- Hired the best qualified applicant.
- Acted to prevent illegal discrimination.
- Elicited strong loyalty from their team.
- Had not lost any court cases.
- Trained staff members who were then promoted.
- Wore conservative suits.
- Wore flashy suits.
- Were too efficient.
- Used PowerPoint.
- Didn't use PowerPoint.
- Sent staff members to professional conferences.
- Had an accent.
- Were "too punctual."
- Were humorous.
- Said "y'all."
- Had "too much" job experience.
- Fended off political interference.
- Were kind.
- Were eloquent.
- Were courteous.
- Liked rodeo.
- Liked country and western music.
- Liked classical music.
- Were veterans.
- Had long hair.
If these appear to be irrational biases - and let me assure you that given the context they were irrational - that is beside the point. Critics don't require rationality; they just require a target.

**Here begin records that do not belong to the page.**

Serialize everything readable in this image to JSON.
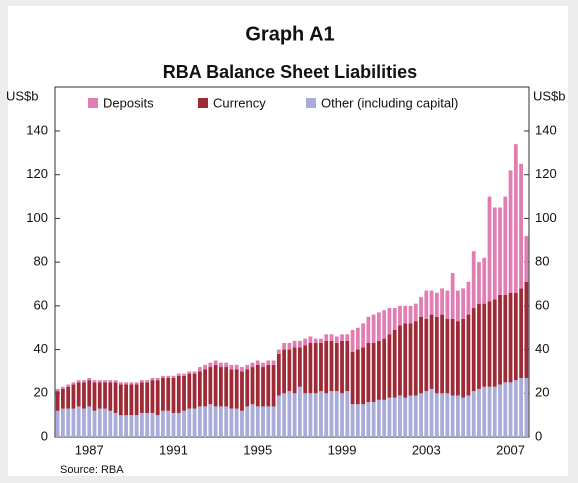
{
  "chart_data": {
    "type": "stacked_bar",
    "title": "Graph A1",
    "subtitle": "RBA Balance Sheet Liabilities",
    "y_label": "US$b",
    "y2_label": "US$b",
    "source": "Source: RBA",
    "categories": [
      null,
      null,
      null,
      null,
      null,
      null,
      "1987",
      null,
      null,
      null,
      null,
      null,
      null,
      null,
      null,
      null,
      null,
      null,
      null,
      null,
      null,
      null,
      "1991",
      null,
      null,
      null,
      null,
      null,
      null,
      null,
      null,
      null,
      null,
      null,
      null,
      null,
      null,
      null,
      "1995",
      null,
      null,
      null,
      null,
      null,
      null,
      null,
      null,
      null,
      null,
      null,
      null,
      null,
      null,
      null,
      "1999",
      null,
      null,
      null,
      null,
      null,
      null,
      null,
      null,
      null,
      null,
      null,
      null,
      null,
      null,
      null,
      "2003",
      null,
      null,
      null,
      null,
      null,
      null,
      null,
      null,
      null,
      null,
      null,
      null,
      null,
      null,
      null,
      "2007",
      null,
      null,
      null
    ],
    "series": [
      {
        "name": "Other (including capital)",
        "color": "#a9abd9",
        "values": [
          12,
          13,
          13,
          13,
          14,
          13,
          14,
          12,
          13,
          13,
          12,
          11,
          10,
          10,
          10,
          10,
          11,
          11,
          11,
          10,
          12,
          12,
          11,
          11,
          12,
          13,
          13,
          14,
          14,
          15,
          14,
          14,
          14,
          13,
          13,
          12,
          14,
          15,
          14,
          14,
          14,
          14,
          19,
          20,
          21,
          20,
          23,
          20,
          20,
          20,
          21,
          20,
          21,
          21,
          20,
          21,
          15,
          15,
          15,
          16,
          16,
          17,
          17,
          18,
          18,
          19,
          18,
          19,
          19,
          20,
          21,
          22,
          20,
          20,
          20,
          19,
          19,
          18,
          19,
          21,
          22,
          23,
          23,
          23,
          24,
          25,
          25,
          26,
          27,
          27
        ]
      },
      {
        "name": "Currency",
        "color": "#9e2a36",
        "values": [
          9,
          9,
          10,
          11,
          11,
          12,
          12,
          13,
          12,
          12,
          13,
          14,
          14,
          14,
          14,
          14,
          14,
          14,
          15,
          16,
          15,
          15,
          16,
          17,
          16,
          16,
          16,
          16,
          17,
          17,
          19,
          18,
          18,
          18,
          18,
          18,
          17,
          17,
          19,
          18,
          19,
          19,
          19,
          20,
          19,
          21,
          18,
          22,
          23,
          23,
          22,
          24,
          23,
          22,
          24,
          23,
          24,
          25,
          26,
          27,
          27,
          27,
          28,
          29,
          31,
          32,
          34,
          33,
          34,
          35,
          33,
          34,
          35,
          36,
          34,
          35,
          34,
          36,
          37,
          38,
          39,
          38,
          39,
          40,
          41,
          40,
          41,
          40,
          41,
          44
        ]
      },
      {
        "name": "Deposits",
        "color": "#e07db3",
        "values": [
          1,
          1,
          1,
          1,
          1,
          1,
          1,
          1,
          1,
          1,
          1,
          1,
          1,
          1,
          1,
          1,
          1,
          1,
          1,
          1,
          1,
          1,
          1,
          1,
          1,
          1,
          1,
          2,
          2,
          2,
          2,
          2,
          2,
          2,
          2,
          2,
          2,
          2,
          2,
          2,
          2,
          2,
          2,
          3,
          3,
          3,
          3,
          3,
          3,
          2,
          2,
          3,
          3,
          3,
          3,
          3,
          10,
          10,
          11,
          12,
          13,
          13,
          13,
          12,
          10,
          9,
          8,
          8,
          8,
          9,
          13,
          11,
          11,
          12,
          13,
          21,
          14,
          14,
          15,
          26,
          19,
          21,
          48,
          42,
          40,
          45,
          56,
          68,
          57,
          21
        ]
      }
    ],
    "legend_order": [
      2,
      1,
      0
    ],
    "ylim": [
      0,
      140
    ],
    "yticks": [
      0,
      20,
      40,
      60,
      80,
      100,
      120,
      140
    ]
  }
}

One of my favorite training memories is of an evaluation from a workshop I conducted. A participant wrote that the class was substantive and well-presented and "people seemed to like it" but she didn't care for my tie. [The tie in question was a very conservative red one.] There was not a trace of humor in the rest of the evaluation so I assume she was serious.
I think of Bill Cosby every time I recall that tie.